100 Web Application Defense Techniques from the ‘Web Application Defender’s Cookbook’

This article introduces the book Web Application Defender's Cookbook , a practical guide for using ModSecurity to protect web applications. Although the book targets ModSecurity, the 100 techniques it describes are valuable for any web security professional.

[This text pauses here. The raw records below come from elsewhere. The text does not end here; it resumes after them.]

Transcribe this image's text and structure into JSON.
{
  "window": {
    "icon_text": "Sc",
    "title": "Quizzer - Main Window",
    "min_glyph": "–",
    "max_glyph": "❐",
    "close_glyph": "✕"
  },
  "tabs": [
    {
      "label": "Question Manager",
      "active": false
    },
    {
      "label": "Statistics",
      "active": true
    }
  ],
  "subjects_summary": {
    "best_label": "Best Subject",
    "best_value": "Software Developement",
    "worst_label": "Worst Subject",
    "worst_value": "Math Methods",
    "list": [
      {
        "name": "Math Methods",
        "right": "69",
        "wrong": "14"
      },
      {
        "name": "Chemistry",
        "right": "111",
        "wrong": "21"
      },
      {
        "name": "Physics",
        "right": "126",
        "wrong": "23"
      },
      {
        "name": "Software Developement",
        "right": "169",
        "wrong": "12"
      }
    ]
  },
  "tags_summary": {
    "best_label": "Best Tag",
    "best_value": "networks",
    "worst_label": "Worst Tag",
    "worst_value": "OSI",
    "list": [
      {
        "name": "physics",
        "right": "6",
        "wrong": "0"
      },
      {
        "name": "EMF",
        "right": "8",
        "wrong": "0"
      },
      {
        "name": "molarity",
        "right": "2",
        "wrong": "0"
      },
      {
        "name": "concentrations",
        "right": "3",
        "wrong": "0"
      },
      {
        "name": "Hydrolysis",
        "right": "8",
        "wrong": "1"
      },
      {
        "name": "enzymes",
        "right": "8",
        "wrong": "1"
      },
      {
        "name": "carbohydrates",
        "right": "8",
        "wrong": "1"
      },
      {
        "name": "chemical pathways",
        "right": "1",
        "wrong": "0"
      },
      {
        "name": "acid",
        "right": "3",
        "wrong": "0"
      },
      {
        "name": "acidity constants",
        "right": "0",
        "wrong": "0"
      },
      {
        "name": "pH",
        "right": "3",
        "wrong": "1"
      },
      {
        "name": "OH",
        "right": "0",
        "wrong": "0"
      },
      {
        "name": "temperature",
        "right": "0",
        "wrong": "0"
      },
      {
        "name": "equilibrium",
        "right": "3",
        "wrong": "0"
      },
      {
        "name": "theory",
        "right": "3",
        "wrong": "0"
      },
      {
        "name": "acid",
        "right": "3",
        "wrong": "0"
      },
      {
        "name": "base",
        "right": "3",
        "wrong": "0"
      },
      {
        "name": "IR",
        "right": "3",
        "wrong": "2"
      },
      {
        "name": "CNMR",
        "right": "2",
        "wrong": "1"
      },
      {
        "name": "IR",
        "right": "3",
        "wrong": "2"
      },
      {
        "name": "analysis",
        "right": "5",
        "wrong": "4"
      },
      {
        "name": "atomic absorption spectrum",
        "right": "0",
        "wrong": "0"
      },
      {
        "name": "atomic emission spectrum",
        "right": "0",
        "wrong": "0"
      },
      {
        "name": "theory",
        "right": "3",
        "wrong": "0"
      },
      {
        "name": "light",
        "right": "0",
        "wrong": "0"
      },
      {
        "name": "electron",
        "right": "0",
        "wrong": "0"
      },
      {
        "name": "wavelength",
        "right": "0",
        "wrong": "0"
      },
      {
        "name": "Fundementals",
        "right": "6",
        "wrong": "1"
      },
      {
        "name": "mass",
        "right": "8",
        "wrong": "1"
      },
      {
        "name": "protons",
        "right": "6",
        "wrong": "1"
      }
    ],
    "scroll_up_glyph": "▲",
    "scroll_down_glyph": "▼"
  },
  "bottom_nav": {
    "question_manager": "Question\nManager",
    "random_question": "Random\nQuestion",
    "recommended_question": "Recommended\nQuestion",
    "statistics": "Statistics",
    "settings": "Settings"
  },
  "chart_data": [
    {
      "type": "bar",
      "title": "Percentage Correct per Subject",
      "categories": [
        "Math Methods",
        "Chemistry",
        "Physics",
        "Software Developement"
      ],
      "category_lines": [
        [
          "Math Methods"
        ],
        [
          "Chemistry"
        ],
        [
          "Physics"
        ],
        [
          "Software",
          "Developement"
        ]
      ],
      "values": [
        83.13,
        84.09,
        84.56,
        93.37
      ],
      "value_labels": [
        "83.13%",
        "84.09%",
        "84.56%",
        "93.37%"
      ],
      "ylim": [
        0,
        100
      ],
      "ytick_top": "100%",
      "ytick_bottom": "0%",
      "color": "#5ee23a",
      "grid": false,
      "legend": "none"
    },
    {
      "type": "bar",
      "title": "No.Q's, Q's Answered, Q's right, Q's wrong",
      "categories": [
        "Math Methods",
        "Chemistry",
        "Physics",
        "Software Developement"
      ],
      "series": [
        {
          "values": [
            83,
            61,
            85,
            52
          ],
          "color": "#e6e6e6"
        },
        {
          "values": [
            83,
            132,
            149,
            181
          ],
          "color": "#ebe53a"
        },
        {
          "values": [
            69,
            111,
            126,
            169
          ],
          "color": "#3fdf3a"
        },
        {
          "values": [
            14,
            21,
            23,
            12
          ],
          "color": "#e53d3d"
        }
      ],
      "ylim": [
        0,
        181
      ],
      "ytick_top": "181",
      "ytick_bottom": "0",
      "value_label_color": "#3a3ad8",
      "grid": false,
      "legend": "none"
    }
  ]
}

Techniques 1‑10 cover real‑time HTTP request feature analysis, hash‑token validation, installing OWASP ModSecurity CRS, converting Snort rules to ModSecurity, applying Bayesian classification, and configuring detailed HTTP audit logs (full, partial, or static‑resource‑excluded). They also discuss redacting sensitive data in logs and forwarding server warnings to a central SIEM.

Techniques 11‑20 introduce tools such as AuditConsole, passive vulnerability identification via OSVDB, active scanning with Arachni (including manual and automated rule generation), real‑time scanner invocation, and various honeypot strategies (fake ports, robots.txt, 401 responses, HTML comments, hidden form fields, and fake cookies).

Techniques 21‑30 focus on IP reputation services (MaxMind, RBL, custom RBL, URIBL), selective request‑body parsing, protocol‑compliance checks, Unicode normalization, multi‑encoding detection, and abnormal HTTP method whitelisting.

Techniques 31‑40 address RFC‑compliant URI validation, header anomalies, parameter‑based attacks (extra, missing, duplicate, length, type), and response‑header hygiene (removing server signatures, limiting 5xx ratios, preventing malicious redirects).

Techniques 41‑50 discuss selective response‑body parsing, detecting page‑tampering (title changes, size anomalies, injected scripts such as <script>alert(document.cookie);</script> ), source‑code leaks (e.g., CVE‑201201823), information leakage, abnormal response times (e.g., time‑based SQL injection), and identifying webshell or backdoor connection attempts.

Techniques 51‑60 cover login‑related monitoring: common‑account brute‑force, credential‑spraying, failed and high‑frequency attempts, uniform failure messages, password‑complexity enforcement, session‑based anomaly detection, and suspicious cookie values.

Techniques 61‑70 include GEO‑IP changes, fingerprint shifts, non‑ASCII characters, directory traversal, abnormal resource access, SQL‑injection defenses (keyword filtering, semantic analysis, Bayesian classification), remote file inclusion detection, OS command execution checks, HTTP request smuggling, response splitting, and XML attacks.

Techniques 71‑80 present CSP policies, XSS mitigation (keyword filters, X‑XSS‑PROTECTION, sandbox), CSRF token validation, clickjacking defenses (X‑Frame‑Options, frame‑busting JavaScript), MITM protection via response‑body MD5, upload size/quantity limits, virus scanning with ClamAV, and HTTP DDoS detection (including tools like LOIC, HOIC, slowloris).

Techniques 81‑90 describe slow‑loris detection, CSRF timing analysis, request‑order anomalies, graph‑based anomaly detection, resource‑specific traffic spikes, collaborative rule scoring, dynamic WAF audit activation, email alerts, sharing WAF events via request headers, custom block pages, and cutting off attacker connections.

Techniques 91‑100 involve IP‑blacklist blocking, GEO‑based tiered defense, response‑time throttling, deceptive success pages, honeypot redirection, forced logout on session anomalies, temporary account lockout, JavaScript‑injected cookies for traffic mitigation, CAPTCHA challenges for bots, and integrating the BeFF framework for malicious request analysis.

The article concludes that web security is an integrated, multi‑layered discipline requiring coordinated use of firewalls, IDS/IPS, vulnerability databases, honeypots, scanners, and analytics, and that combining imperfect defenses often yields a stronger overall posture.